Still, there appears to be a silver lining. With hundred-year-old glass bottles, triple-filtered NYC tap water (the cleanest you’ll get), home delivery and a price twice as high as store-bought drinks, what was a working-class mainstay now looks like an upscale splurge.

“I can get screwed from time to time,” Backerman said, referring to people who don’t return his rare and pricey bottles. “My solid customers, they own their apartment and their apartment is worth $3 million. But you have these people who are trying to live in Manhattan for $5,000 rent. They only last until the shit hits the fan, and then I get burnt.”

True to the creed of the seltzer men, he refuses to ask for a bottle deposit. As a result, Backerman said, he is forced to be selective about his clientele. And that means his customers are a Manhattan Who’s Who, including celebrities like Alec Baldwin, Sarah Jessica Parker and Matthew Broderick, Kyle MacLachlan, Franklin Delano Roosevelt III, Buzz Aldrin, Tina Fey, Kelly Ripa and even Mafia hit men.

But Gomberg is betting that seltzer can become more than a luxury novelty in the 21st century. Gomberg, 28, is in many ways the new face of seltzer in NYC, starting his own route catering to bars and restaurants. The business, called Brooklyn Seltzer Boys. has a website, and you can order online.
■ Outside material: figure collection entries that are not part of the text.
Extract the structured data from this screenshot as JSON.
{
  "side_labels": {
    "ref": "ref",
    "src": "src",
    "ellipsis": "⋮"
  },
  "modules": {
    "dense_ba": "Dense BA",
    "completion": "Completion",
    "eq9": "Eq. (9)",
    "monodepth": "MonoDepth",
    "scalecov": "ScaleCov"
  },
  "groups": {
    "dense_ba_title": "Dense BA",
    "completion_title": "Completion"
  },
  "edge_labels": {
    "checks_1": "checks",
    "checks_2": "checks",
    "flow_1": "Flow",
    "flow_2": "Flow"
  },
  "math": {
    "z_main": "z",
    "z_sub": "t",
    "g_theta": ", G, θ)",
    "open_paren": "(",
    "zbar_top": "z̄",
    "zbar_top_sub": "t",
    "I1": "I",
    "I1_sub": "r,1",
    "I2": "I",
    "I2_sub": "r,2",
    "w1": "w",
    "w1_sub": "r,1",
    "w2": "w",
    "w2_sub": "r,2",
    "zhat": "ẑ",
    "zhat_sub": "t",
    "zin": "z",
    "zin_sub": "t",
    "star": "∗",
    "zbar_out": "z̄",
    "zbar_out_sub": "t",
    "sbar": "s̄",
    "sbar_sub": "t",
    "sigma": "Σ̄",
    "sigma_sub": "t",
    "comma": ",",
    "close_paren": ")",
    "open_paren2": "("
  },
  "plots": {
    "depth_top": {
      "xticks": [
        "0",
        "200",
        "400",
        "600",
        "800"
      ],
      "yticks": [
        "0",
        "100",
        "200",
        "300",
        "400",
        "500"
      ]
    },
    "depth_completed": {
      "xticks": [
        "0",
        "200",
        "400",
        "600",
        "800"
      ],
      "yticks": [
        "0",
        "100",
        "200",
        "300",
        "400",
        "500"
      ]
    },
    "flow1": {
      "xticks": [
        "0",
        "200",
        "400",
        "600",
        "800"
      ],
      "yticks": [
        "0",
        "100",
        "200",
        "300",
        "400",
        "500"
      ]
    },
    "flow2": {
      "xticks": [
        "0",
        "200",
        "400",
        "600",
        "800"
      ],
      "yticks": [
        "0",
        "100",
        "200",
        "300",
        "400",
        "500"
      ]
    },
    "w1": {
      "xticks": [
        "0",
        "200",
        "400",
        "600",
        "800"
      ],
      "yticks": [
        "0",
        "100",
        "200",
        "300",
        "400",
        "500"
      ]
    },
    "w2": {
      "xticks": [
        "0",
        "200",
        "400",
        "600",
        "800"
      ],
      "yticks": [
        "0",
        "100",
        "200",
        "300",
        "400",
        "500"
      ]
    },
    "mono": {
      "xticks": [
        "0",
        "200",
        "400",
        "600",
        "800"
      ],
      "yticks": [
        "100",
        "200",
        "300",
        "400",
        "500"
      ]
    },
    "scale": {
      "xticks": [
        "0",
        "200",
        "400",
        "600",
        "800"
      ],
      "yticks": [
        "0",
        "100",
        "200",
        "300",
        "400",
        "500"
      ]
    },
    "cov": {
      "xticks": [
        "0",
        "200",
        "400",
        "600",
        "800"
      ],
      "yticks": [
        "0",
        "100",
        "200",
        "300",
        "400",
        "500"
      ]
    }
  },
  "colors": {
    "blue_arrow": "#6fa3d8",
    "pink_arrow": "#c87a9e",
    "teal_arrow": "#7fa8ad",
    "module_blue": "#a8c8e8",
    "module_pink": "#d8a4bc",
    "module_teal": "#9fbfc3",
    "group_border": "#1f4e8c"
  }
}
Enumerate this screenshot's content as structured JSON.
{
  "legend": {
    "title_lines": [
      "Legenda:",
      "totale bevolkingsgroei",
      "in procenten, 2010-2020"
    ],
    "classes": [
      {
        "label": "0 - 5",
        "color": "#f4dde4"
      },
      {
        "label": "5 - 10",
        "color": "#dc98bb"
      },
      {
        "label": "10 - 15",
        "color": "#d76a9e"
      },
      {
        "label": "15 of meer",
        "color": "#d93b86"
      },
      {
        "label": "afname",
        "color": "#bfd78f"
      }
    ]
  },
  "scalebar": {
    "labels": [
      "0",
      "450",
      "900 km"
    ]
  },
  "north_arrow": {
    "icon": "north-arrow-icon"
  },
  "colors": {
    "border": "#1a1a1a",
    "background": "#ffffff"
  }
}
“I’m trying to build a business and promote old-fashioned seltzer,” Gomberg said, noting that almost all of his customers are millennials new to the product.

But, just like the seltzer men of yore, Gomberg said he doesn’t want just any customer. He wants the right customer. “The right customer is someone who isn’t going to put these bottles on their mantel. We want the bottles to be in constant circulation. We don’t want them as dust collectors.”